Il n’est, cependant, pas tenu de garantir le vice caché connu de l’acheteur ni le vice apparent; est apparent le vice qui peut être constaté par un acheteur prudent et diligent sans avoir besoin de recourir à un expert.
1729. En cas de vente par un vendeur professionnel, l’existence d’un vice au moment de la vente est présumée, lorsque le mauvais fonctionnement du bien ou sa détérioration survient prématurément par rapport à des biens identiques ou de même espèce; cette présomption est repoussée si le défaut est dû à une mauvaise utilisation du bien par l’acheteur.
53. Le consommateur qui a contracté avec un commerçant a le droit d’exercer directement contre le commerçant ou contre le fabricant un recours fondé sur un vice caché du bien qui a fait l’objet du contrat, sauf si le consommateur pouvait déceler ce vice par un examen ordinaire.
Il en est ainsi pour le défaut d’indications nécessaires à la protection de l’utilisateur contre un risque ou un danger dont il ne pouvait lui-même se rendre compte.
Ni le commerçant, ni le fabricant ne peuvent alléguer le fait qu’ils ignoraient ce vice ou ce défaut.
Le recours contre le fabricant peut être exercé par un consommateur acquéreur subséquent du bien.
[13] Selon l’auteur Jeffrey Edwards, aussi juge à la Cour du Québec, l’obligation entre un vendeur professionnel et un fabricant est solidaire en relation avec la garantie de qualité[1].
[14] En plus d’être affecté d’un vice caché, M. Leduc a raison d’invoquer la garantie de durabilité prévue à l’article 38 LPC :
38. Un bien qui fait l’objet d’un contrat doit être tel qu’il puisse servir à un usage normal pendant une durée raisonnable, eu égard à son prix, aux dispositions du contrat et aux conditions d’utilisation du bien.
[15] Puisque M. Leduc demande l’annulation du contrat de vente et le remboursement du prix payé, il offre à Fillion et à Panasonic de reprendre le bien qui est toujours en sa possession.

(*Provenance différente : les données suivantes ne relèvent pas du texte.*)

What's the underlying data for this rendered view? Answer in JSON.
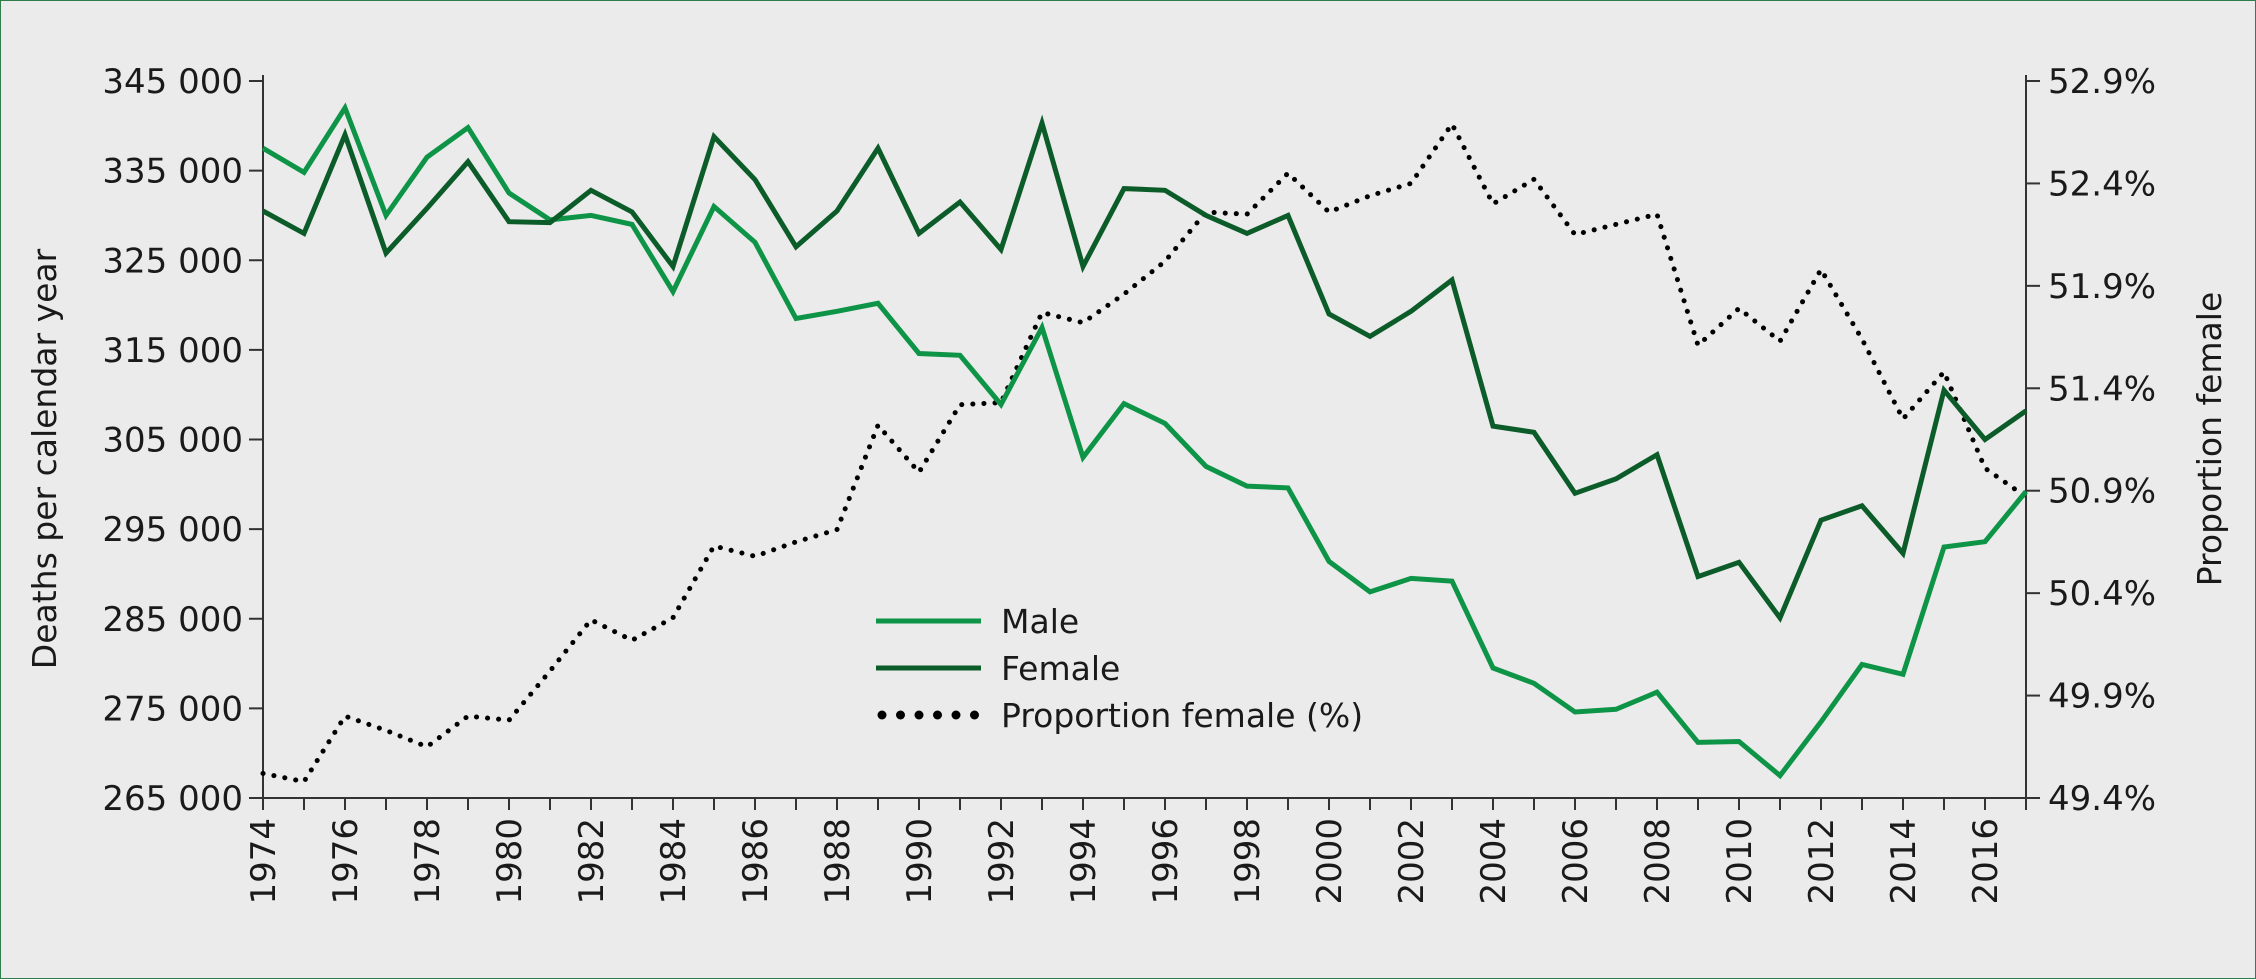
{
  "chart_data": {
    "type": "line",
    "xlabel": "",
    "ylabel": "Deaths per calendar year",
    "y2label": "Proportion female",
    "x": [
      1974,
      1975,
      1976,
      1977,
      1978,
      1979,
      1980,
      1981,
      1982,
      1983,
      1984,
      1985,
      1986,
      1987,
      1988,
      1989,
      1990,
      1991,
      1992,
      1993,
      1994,
      1995,
      1996,
      1997,
      1998,
      1999,
      2000,
      2001,
      2002,
      2003,
      2004,
      2005,
      2006,
      2007,
      2008,
      2009,
      2010,
      2011,
      2012,
      2013,
      2014,
      2015,
      2016,
      2017
    ],
    "xlim": [
      1974,
      2017
    ],
    "x_ticks": [
      "1974",
      "1976",
      "1978",
      "1980",
      "1982",
      "1984",
      "1986",
      "1988",
      "1990",
      "1992",
      "1994",
      "1996",
      "1998",
      "2000",
      "2002",
      "2004",
      "2006",
      "2008",
      "2010",
      "2012",
      "2014",
      "2016"
    ],
    "ylim": [
      265000,
      345000
    ],
    "y_ticks": [
      "265 000",
      "275 000",
      "285 000",
      "295 000",
      "305 000",
      "315 000",
      "325 000",
      "335 000",
      "345 000"
    ],
    "y2lim": [
      49.4,
      52.9
    ],
    "y2_ticks": [
      "49.4%",
      "49.9%",
      "50.4%",
      "50.9%",
      "51.4%",
      "51.9%",
      "52.4%",
      "52.9%"
    ],
    "grid": false,
    "legend_position": "center",
    "colors": {
      "male": "#0e9447",
      "female": "#0c5c2a",
      "proportion": "#000000",
      "background": "#ebebeb"
    },
    "series": [
      {
        "name": "Male",
        "axis": "left",
        "style": "solid",
        "values": [
          337500,
          334800,
          342000,
          330000,
          336500,
          339800,
          332500,
          329500,
          330000,
          329000,
          321500,
          331000,
          327000,
          318500,
          319300,
          320200,
          314600,
          314400,
          308900,
          317500,
          303000,
          309000,
          306800,
          302000,
          299800,
          299600,
          291400,
          288000,
          289500,
          289200,
          279500,
          277800,
          274600,
          274900,
          276800,
          271200,
          271300,
          267500,
          273500,
          279900,
          278800,
          293000,
          293600,
          299200
        ]
      },
      {
        "name": "Female",
        "axis": "left",
        "style": "solid",
        "values": [
          330500,
          328000,
          339000,
          325800,
          330800,
          336000,
          329300,
          329200,
          332800,
          330400,
          324300,
          338800,
          334000,
          326500,
          330500,
          337500,
          328000,
          331500,
          326200,
          340300,
          324300,
          333000,
          332800,
          330000,
          328000,
          330000,
          319000,
          316500,
          319300,
          322800,
          306500,
          305800,
          299000,
          300600,
          303300,
          289700,
          291300,
          285100,
          296000,
          297600,
          292300,
          310500,
          305000,
          308200
        ]
      },
      {
        "name": "Proportion female (%)",
        "axis": "right",
        "style": "dotted",
        "values": [
          49.52,
          49.48,
          49.8,
          49.73,
          49.65,
          49.8,
          49.78,
          50.02,
          50.27,
          50.17,
          50.28,
          50.63,
          50.58,
          50.65,
          50.71,
          51.22,
          50.99,
          51.32,
          51.33,
          51.77,
          51.72,
          51.86,
          52.02,
          52.26,
          52.25,
          52.45,
          52.26,
          52.34,
          52.4,
          52.69,
          52.3,
          52.42,
          52.15,
          52.2,
          52.25,
          51.61,
          51.79,
          51.63,
          51.98,
          51.64,
          51.25,
          51.48,
          51.01,
          50.87
        ]
      }
    ]
  }
}
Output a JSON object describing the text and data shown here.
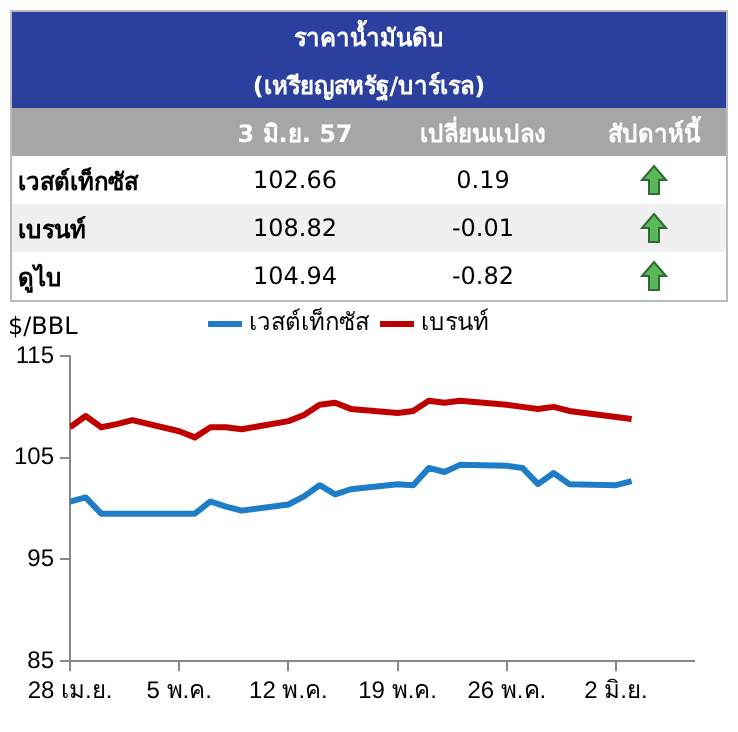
{
  "chart_data": [
    {
      "type": "other",
      "title": "ราคาน้ำมันดิบ",
      "subtitle": "(เหรียญสหรัฐ/บาร์เรล)",
      "annotations": [
        "3 มิ.ย. 57",
        "เปลี่ยนแปลง",
        "สัปดาห์นี้",
        "เวสต์เท็กซัส",
        "102.66",
        "0.19",
        "เบรนท์",
        "108.82",
        "-0.01",
        "ดูไบ",
        "104.94",
        "-0.82"
      ]
    },
    {
      "type": "line",
      "ylabel": "$/BBL",
      "legend": "top",
      "grid": false,
      "marker": "none",
      "xlim": [
        "--04-28",
        "--06-07"
      ],
      "xticks": [
        {
          "value": "--04-28",
          "label": "28 เม.ย."
        },
        {
          "value": "--05-05",
          "label": "5 พ.ค."
        },
        {
          "value": "--05-12",
          "label": "12 พ.ค."
        },
        {
          "value": "--05-19",
          "label": "19 พ.ค."
        },
        {
          "value": "--05-26",
          "label": "26 พ.ค."
        },
        {
          "value": "--06-02",
          "label": "2 มิ.ย."
        }
      ],
      "ylim": [
        85,
        115
      ],
      "yticks": [
        85,
        95,
        105,
        115
      ],
      "x": [
        "--04-28",
        "--04-29",
        "--04-30",
        "--05-01",
        "--05-02",
        "--05-05",
        "--05-06",
        "--05-07",
        "--05-08",
        "--05-09",
        "--05-12",
        "--05-13",
        "--05-14",
        "--05-15",
        "--05-16",
        "--05-19",
        "--05-20",
        "--05-21",
        "--05-22",
        "--05-23",
        "--05-26",
        "--05-27",
        "--05-28",
        "--05-29",
        "--05-30",
        "--06-02",
        "--06-03"
      ],
      "series": [
        {
          "name": "เวสต์เท็กซัส",
          "color": "#1f7dc7",
          "values": [
            100.7,
            101.1,
            99.5,
            99.5,
            99.5,
            99.5,
            99.5,
            100.7,
            100.2,
            99.8,
            100.4,
            101.2,
            102.3,
            101.4,
            101.9,
            102.4,
            102.3,
            104.0,
            103.6,
            104.3,
            104.2,
            104.0,
            102.4,
            103.5,
            102.4,
            102.3,
            102.7
          ]
        },
        {
          "name": "เบรนท์",
          "color": "#c00000",
          "values": [
            108.0,
            109.1,
            108.0,
            108.3,
            108.7,
            107.6,
            107.0,
            108.0,
            108.0,
            107.8,
            108.6,
            109.2,
            110.2,
            110.4,
            109.8,
            109.4,
            109.6,
            110.6,
            110.4,
            110.6,
            110.2,
            110.0,
            109.8,
            110.0,
            109.6,
            109.0,
            108.8
          ]
        }
      ]
    }
  ]
}
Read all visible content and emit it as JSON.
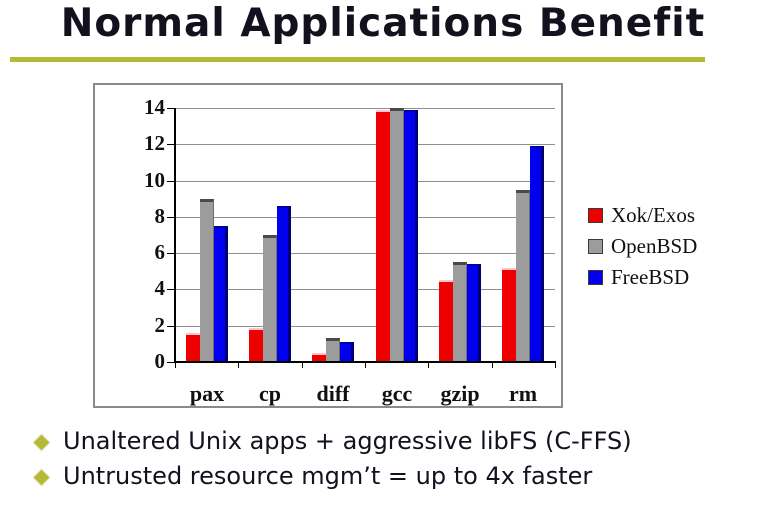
{
  "slide": {
    "title": "Normal Applications Benefit",
    "accent_color": "#b4ba35",
    "text_color": "#12121e",
    "bullets": [
      "Unaltered Unix apps + aggressive libFS (C-FFS)",
      "Untrusted resource mgm’t = up to 4x faster"
    ]
  },
  "chart_data": {
    "type": "bar",
    "title": "",
    "xlabel": "",
    "ylabel": "",
    "categories": [
      "pax",
      "cp",
      "diff",
      "gcc",
      "gzip",
      "rm"
    ],
    "series": [
      {
        "name": "Xok/Exos",
        "color": "#ee0000",
        "values": [
          1.6,
          1.9,
          0.5,
          13.9,
          4.5,
          5.2
        ]
      },
      {
        "name": "OpenBSD",
        "color": "#9c9c9c",
        "values": [
          9.0,
          7.0,
          1.3,
          14.0,
          5.5,
          9.5
        ]
      },
      {
        "name": "FreeBSD",
        "color": "#0000ee",
        "values": [
          7.5,
          8.6,
          1.1,
          13.9,
          5.4,
          11.9
        ]
      }
    ],
    "ylim": [
      0,
      14
    ],
    "yticks": [
      0,
      2,
      4,
      6,
      8,
      10,
      12,
      14
    ],
    "grid": true,
    "legend_position": "right",
    "plot_bg": "#ffffff"
  }
}
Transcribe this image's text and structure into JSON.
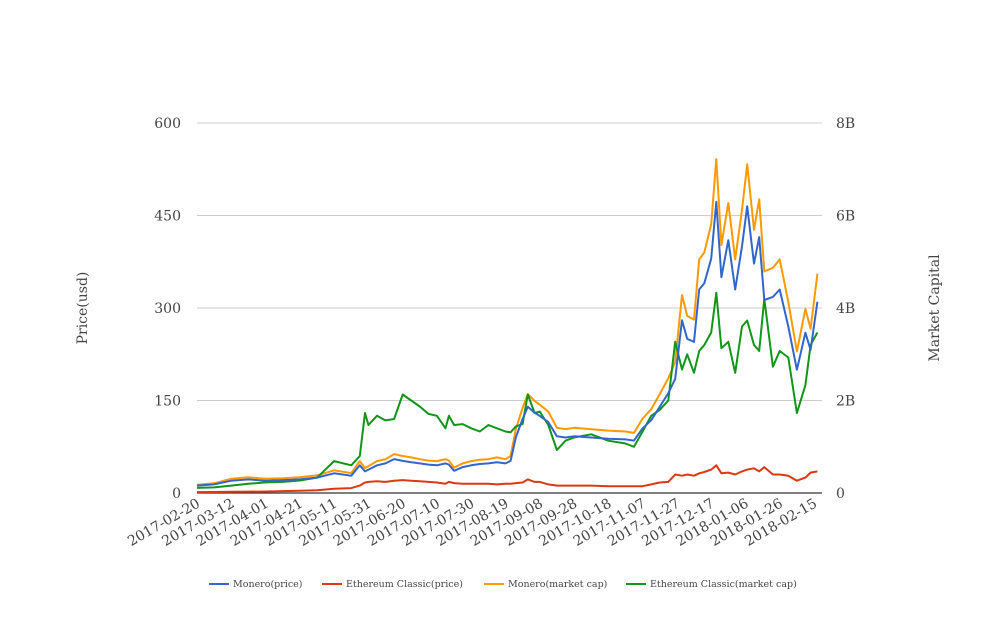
{
  "chart_data": {
    "type": "line",
    "title": "",
    "ylabel_left": "Price(usd)",
    "ylabel_right": "Market Capital",
    "left_axis": {
      "range": [
        0,
        600
      ],
      "ticks": [
        0,
        150,
        300,
        450,
        600
      ],
      "tick_labels": [
        "0",
        "150",
        "300",
        "450",
        "600"
      ]
    },
    "right_axis": {
      "range": [
        0,
        8000000000
      ],
      "ticks": [
        0,
        2000000000,
        4000000000,
        6000000000,
        8000000000
      ],
      "tick_labels": [
        "0",
        "2B",
        "4B",
        "6B",
        "8B"
      ]
    },
    "x_tick_labels": [
      "2017-02-20",
      "2017-03-12",
      "2017-04-01",
      "2017-04-21",
      "2017-05-11",
      "2017-05-31",
      "2017-06-20",
      "2017-07-10",
      "2017-07-30",
      "2017-08-19",
      "2017-09-08",
      "2017-09-28",
      "2017-10-18",
      "2017-11-07",
      "2017-11-27",
      "2017-12-17",
      "2018-01-06",
      "2018-01-26",
      "2018-02-15"
    ],
    "grid": true,
    "legend_position": "bottom",
    "x": [
      "2017-02-20",
      "2017-03-02",
      "2017-03-12",
      "2017-03-22",
      "2017-04-01",
      "2017-04-11",
      "2017-04-21",
      "2017-05-01",
      "2017-05-11",
      "2017-05-21",
      "2017-05-26",
      "2017-05-29",
      "2017-05-31",
      "2017-06-05",
      "2017-06-10",
      "2017-06-15",
      "2017-06-20",
      "2017-06-25",
      "2017-06-30",
      "2017-07-05",
      "2017-07-10",
      "2017-07-15",
      "2017-07-17",
      "2017-07-20",
      "2017-07-25",
      "2017-07-30",
      "2017-08-04",
      "2017-08-09",
      "2017-08-14",
      "2017-08-19",
      "2017-08-22",
      "2017-08-25",
      "2017-08-29",
      "2017-09-01",
      "2017-09-05",
      "2017-09-08",
      "2017-09-13",
      "2017-09-18",
      "2017-09-23",
      "2017-09-28",
      "2017-10-08",
      "2017-10-18",
      "2017-10-28",
      "2017-11-02",
      "2017-11-07",
      "2017-11-12",
      "2017-11-17",
      "2017-11-22",
      "2017-11-26",
      "2017-11-30",
      "2017-12-03",
      "2017-12-07",
      "2017-12-10",
      "2017-12-13",
      "2017-12-17",
      "2017-12-20",
      "2017-12-23",
      "2017-12-27",
      "2017-12-31",
      "2018-01-04",
      "2018-01-07",
      "2018-01-11",
      "2018-01-14",
      "2018-01-17",
      "2018-01-22",
      "2018-01-26",
      "2018-01-31",
      "2018-02-05",
      "2018-02-10",
      "2018-02-13",
      "2018-02-17"
    ],
    "series": [
      {
        "name": "Monero(price)",
        "axis": "left",
        "color": "#3366cc",
        "values": [
          12,
          14,
          20,
          22,
          20,
          21,
          22,
          25,
          32,
          28,
          45,
          35,
          38,
          45,
          48,
          55,
          52,
          50,
          48,
          46,
          45,
          48,
          46,
          36,
          42,
          45,
          47,
          48,
          50,
          48,
          52,
          90,
          120,
          140,
          130,
          125,
          115,
          92,
          90,
          92,
          90,
          88,
          87,
          85,
          105,
          118,
          140,
          162,
          185,
          280,
          250,
          245,
          330,
          340,
          380,
          472,
          350,
          410,
          330,
          400,
          465,
          372,
          415,
          313,
          318,
          330,
          270,
          200,
          260,
          232,
          310
        ]
      },
      {
        "name": "Ethereum Classic(price)",
        "axis": "left",
        "color": "#dc3912",
        "values": [
          1.5,
          1.6,
          2,
          2.2,
          2.5,
          3,
          3.5,
          4.5,
          7,
          8,
          12,
          17,
          18,
          19,
          18,
          20,
          21,
          20,
          19,
          18,
          17,
          15,
          18,
          16,
          15,
          15,
          15,
          15,
          14,
          15,
          15,
          16,
          17,
          22,
          18,
          18,
          14,
          12,
          12,
          12,
          12,
          11,
          11,
          11,
          11,
          14,
          17,
          18,
          30,
          28,
          30,
          28,
          32,
          34,
          38,
          45,
          32,
          33,
          30,
          35,
          38,
          40,
          35,
          42,
          30,
          30,
          28,
          20,
          25,
          33,
          35
        ]
      },
      {
        "name": "Monero(market cap)",
        "axis": "right",
        "color": "#ff9900",
        "values": [
          180000000.0,
          210000000.0,
          310000000.0,
          340000000.0,
          310000000.0,
          320000000.0,
          340000000.0,
          380000000.0,
          490000000.0,
          430000000.0,
          690000000.0,
          540000000.0,
          580000000.0,
          690000000.0,
          730000000.0,
          840000000.0,
          800000000.0,
          770000000.0,
          730000000.0,
          700000000.0,
          690000000.0,
          730000000.0,
          700000000.0,
          550000000.0,
          640000000.0,
          690000000.0,
          720000000.0,
          730000000.0,
          770000000.0,
          730000000.0,
          800000000.0,
          1380000000.0,
          1840000000.0,
          2140000000.0,
          1990000000.0,
          1910000000.0,
          1760000000.0,
          1410000000.0,
          1380000000.0,
          1410000000.0,
          1380000000.0,
          1350000000.0,
          1330000000.0,
          1300000000.0,
          1610000000.0,
          1810000000.0,
          2140000000.0,
          2480000000.0,
          2830000000.0,
          4280000000.0,
          3830000000.0,
          3750000000.0,
          5050000000.0,
          5200000000.0,
          5810000000.0,
          7220000000.0,
          5360000000.0,
          6270000000.0,
          5050000000.0,
          6120000000.0,
          7110000000.0,
          5690000000.0,
          6350000000.0,
          4790000000.0,
          4870000000.0,
          5050000000.0,
          4130000000.0,
          3060000000.0,
          3980000000.0,
          3550000000.0,
          4740000000.0
        ]
      },
      {
        "name": "Ethereum Classic(market cap)",
        "axis": "right",
        "color": "#109618",
        "values": [
          110000000.0,
          120000000.0,
          160000000.0,
          200000000.0,
          230000000.0,
          240000000.0,
          270000000.0,
          330000000.0,
          690000000.0,
          600000000.0,
          800000000.0,
          1730000000.0,
          1470000000.0,
          1670000000.0,
          1570000000.0,
          1600000000.0,
          2130000000.0,
          2000000000.0,
          1870000000.0,
          1710000000.0,
          1670000000.0,
          1400000000.0,
          1670000000.0,
          1470000000.0,
          1490000000.0,
          1400000000.0,
          1330000000.0,
          1470000000.0,
          1400000000.0,
          1330000000.0,
          1310000000.0,
          1440000000.0,
          1490000000.0,
          2130000000.0,
          1730000000.0,
          1760000000.0,
          1470000000.0,
          930000000.0,
          1130000000.0,
          1200000000.0,
          1270000000.0,
          1130000000.0,
          1070000000.0,
          1000000000.0,
          1330000000.0,
          1670000000.0,
          1800000000.0,
          2000000000.0,
          3270000000.0,
          2670000000.0,
          3000000000.0,
          2600000000.0,
          3070000000.0,
          3200000000.0,
          3470000000.0,
          4330000000.0,
          3130000000.0,
          3270000000.0,
          2600000000.0,
          3600000000.0,
          3730000000.0,
          3200000000.0,
          3070000000.0,
          4200000000.0,
          2730000000.0,
          3070000000.0,
          2930000000.0,
          1730000000.0,
          2330000000.0,
          3200000000.0,
          3470000000.0
        ]
      }
    ]
  }
}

[16] Finalement, puisque Fillion et Panasonic ne demandent pas de réduire le montant réclamé en conséquence de l’annulation de la vente, le Tribunal ne peut se prononcer sur une quelconque réduction du prix d’achat, même si M. Leduc utilise le téléviseur pendant plusieurs mois avant le bris.
PAR CES MOTIFS, le Tribunal:
ACCUEILLE la demande d’André Leduc contre Louis Fillion Électronique inc. et Panasonic Canada inc.;
ANNULE, à toutes fins que de droit, le contrat de vente intervenu entre André Leduc et Louis Fillion Électronique inc. le 23 juillet 2013 (pièce P-1) portant sur le téléviseur en cause de marque Panasonic;
CONDAMNE solidairement Louis Fillion Électronique inc. et Panasonic Canada inc. à payer à André Leduc 4 193,34 $ avec intérêts au taux légal et l'indemnité additionnelle prévue à l'article 1619 du Code civil du Québec à compter du 7 août 2015, date de l’assignation;
PREND ACTE et DÉCLARE EXÉCUTOIRE l’offre d’André Leduc de remettre à Louis Fillion Électronique inc. et à Panasonic Canada inc. le téléviseur en cause;
ORDONNE solidairement à Louis Fillion Électronique inc. et à Panasonic Canada inc. de prendre possession de ce téléviseur, à leurs frais, au domicile d’André Leduc, et ce, dans les 30 jours du présent jugement, à défaut de quoi André Leduc pourra conserver ce téléviseur, sans affecter les condamnations monétaires solidaires prévues au présent jugement contre Louis Fillion Électronique inc. et Panasonic Canada inc.;
CONDAMNE solidairement Louis Fillion Électronique inc. et Panasonic Canada inc. à payer à André Leduc 138 $ à titre de frais de justice.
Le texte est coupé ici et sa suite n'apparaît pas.